N*gga Theory: Race, Language, Unequal Justice, and the Law

Jody Armour is the Roy P. Crocker Professor of Law at the University of Southern California. He studies issues of race and legal decision-making as well as torts and tort reform movements. He also studies and teaches on the intersections of language, the law and ethics. His latest book directly confronts law enforcement and our legal system’s failures and culpabilities in the mass incarceration of people of color.

In N*gga Theory, which is how he refers to his work in Critical Race Theory and the title of his new book,  Armour systematically identifies and dismantles how our legal system is supposed to work, based on the founding principles upon which our system of jurisprudence is based, and illustrates how those principles are unequally distributed to, and enacted upon, people of color. His arguments, supported by previous legal precedents and the work and results of other researchers, are challenging, compelling, and, in many cases, impossible to ignore.

The text is dense, but the logic of Armour’s reasoning is easy to follow. Sprinkled throughout, he relates his own experiences with the legal system. These include how his own father was unjustly arrested and incarcerated while a child (His father was able to research and rebut the charges against him from within his cell, although it took years to do so.); Armour’s own experiences with law enforcement (and his fears for his sons); and his experiences as a person of color in the academic community, including how he has been told recently by his law students how his “escalating afro” is “ironic” for a law professor because it makes him “look like a criminal.”  

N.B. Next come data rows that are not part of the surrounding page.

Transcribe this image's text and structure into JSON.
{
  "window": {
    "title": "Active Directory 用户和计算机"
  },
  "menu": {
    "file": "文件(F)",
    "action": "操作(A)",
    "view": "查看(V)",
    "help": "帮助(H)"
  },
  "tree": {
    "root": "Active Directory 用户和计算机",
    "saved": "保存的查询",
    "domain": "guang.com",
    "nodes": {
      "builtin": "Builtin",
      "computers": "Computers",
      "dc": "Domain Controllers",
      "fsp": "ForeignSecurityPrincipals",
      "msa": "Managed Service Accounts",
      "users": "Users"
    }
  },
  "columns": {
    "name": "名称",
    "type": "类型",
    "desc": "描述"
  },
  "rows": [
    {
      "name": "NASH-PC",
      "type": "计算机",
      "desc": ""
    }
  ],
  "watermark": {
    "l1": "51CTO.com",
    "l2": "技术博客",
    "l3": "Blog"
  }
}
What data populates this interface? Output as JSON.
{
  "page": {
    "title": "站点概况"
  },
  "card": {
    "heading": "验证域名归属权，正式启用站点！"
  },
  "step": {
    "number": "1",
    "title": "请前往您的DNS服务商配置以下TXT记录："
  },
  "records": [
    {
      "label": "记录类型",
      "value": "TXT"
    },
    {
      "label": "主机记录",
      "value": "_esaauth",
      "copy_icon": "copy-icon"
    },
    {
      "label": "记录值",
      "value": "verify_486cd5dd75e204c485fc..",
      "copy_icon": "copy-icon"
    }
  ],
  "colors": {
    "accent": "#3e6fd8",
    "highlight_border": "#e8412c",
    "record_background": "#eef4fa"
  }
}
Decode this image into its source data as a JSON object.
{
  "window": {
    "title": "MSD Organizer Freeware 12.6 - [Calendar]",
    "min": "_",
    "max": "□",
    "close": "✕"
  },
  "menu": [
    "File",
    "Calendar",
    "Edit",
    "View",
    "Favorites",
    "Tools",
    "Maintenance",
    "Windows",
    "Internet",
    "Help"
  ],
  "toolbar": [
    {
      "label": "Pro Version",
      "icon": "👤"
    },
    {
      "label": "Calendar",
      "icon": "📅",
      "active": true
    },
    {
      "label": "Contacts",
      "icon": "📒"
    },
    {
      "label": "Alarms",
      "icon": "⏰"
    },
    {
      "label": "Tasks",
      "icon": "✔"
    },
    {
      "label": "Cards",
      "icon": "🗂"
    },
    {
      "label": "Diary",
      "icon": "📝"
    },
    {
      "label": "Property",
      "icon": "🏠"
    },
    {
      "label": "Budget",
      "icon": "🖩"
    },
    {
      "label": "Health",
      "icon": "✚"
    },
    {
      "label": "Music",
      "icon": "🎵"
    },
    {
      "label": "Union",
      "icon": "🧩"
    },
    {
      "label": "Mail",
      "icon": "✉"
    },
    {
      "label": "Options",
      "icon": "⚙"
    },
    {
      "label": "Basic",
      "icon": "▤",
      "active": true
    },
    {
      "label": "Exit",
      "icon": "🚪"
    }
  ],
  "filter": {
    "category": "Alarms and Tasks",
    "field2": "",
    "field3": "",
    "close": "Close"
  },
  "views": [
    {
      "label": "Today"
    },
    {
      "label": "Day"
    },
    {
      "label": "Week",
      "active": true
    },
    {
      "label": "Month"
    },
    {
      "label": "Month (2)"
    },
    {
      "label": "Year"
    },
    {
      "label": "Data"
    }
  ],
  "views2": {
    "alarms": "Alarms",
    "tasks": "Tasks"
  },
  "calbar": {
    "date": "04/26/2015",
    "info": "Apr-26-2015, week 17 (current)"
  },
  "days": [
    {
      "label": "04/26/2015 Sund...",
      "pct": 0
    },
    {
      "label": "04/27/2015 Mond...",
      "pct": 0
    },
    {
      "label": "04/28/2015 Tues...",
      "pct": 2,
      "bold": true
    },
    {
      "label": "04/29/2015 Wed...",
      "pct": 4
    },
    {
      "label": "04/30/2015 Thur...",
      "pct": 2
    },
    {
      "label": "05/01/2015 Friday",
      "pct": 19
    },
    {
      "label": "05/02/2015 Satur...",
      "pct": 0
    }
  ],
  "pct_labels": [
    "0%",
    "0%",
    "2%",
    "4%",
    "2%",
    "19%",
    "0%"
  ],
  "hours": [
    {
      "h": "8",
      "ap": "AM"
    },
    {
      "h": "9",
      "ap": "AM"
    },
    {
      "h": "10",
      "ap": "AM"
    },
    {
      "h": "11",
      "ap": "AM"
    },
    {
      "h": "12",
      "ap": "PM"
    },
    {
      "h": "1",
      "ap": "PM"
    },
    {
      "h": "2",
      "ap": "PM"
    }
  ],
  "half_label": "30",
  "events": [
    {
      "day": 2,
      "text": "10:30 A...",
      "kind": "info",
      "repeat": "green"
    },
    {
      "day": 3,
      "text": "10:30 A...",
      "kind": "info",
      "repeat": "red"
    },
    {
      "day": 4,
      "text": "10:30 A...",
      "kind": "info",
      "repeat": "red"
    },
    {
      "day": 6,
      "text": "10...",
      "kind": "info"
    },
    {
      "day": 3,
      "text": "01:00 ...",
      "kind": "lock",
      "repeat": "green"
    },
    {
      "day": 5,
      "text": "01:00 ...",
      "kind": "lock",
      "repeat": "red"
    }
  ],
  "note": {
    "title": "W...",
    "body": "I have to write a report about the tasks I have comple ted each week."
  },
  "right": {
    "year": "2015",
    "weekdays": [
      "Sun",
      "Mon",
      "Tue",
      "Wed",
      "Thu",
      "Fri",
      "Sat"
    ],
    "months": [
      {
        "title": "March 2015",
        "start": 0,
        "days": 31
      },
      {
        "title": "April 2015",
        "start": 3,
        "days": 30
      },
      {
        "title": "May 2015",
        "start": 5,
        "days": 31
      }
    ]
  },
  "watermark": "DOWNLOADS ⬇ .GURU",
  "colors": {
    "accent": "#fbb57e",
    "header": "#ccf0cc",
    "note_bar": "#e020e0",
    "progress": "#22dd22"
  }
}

Armour also examines social constructions that impact the identities of people of color within the US: language, appearance and the classifications of “good negroes” and “niggas” (and how within the black community there are struggles to be seen as the former, and avoid or subvert the latter).

While Armour does not shy away from the negative results of centuries of societal and judicial inequities, the most surprising thing to readers may be the positive outcome for which he is arguing. He is arguing for a shift in our legal system from one focused on “retribution, retaliation and revenge” to one that would result in “restoration, rehabilitation and redemption.”

Another element that Armour highlights is the supposedly amoral concept of luck, the distribution and impact of resources beyond an individual’s control upon their lives, and the moralizing that is visited upon people as their lives unfold. Simply put: bad luck, generally, happens to “bad” people, good luck being granted to “good.” Armour’s argument, in its entirety, is far more complex.

Luck certainly must be with Armour. For there is no way, after years of research, teaching, writing and living through the experiences related in the book, anyone could have planned for or ensured that his work would be brought to readers at a more critical time. As our culture struggles with the murders of George Floyd, Breonna Taylor, and Elijah McClain, to name only a few, and people continue to protest for change and question their own culpability in systemic racism, the publication of Armour’s book now could not be more fortuitous. Armour has done the work and given us his findings. His work deserves to be read, shared, and discussed. What we choose to do with it is up to us.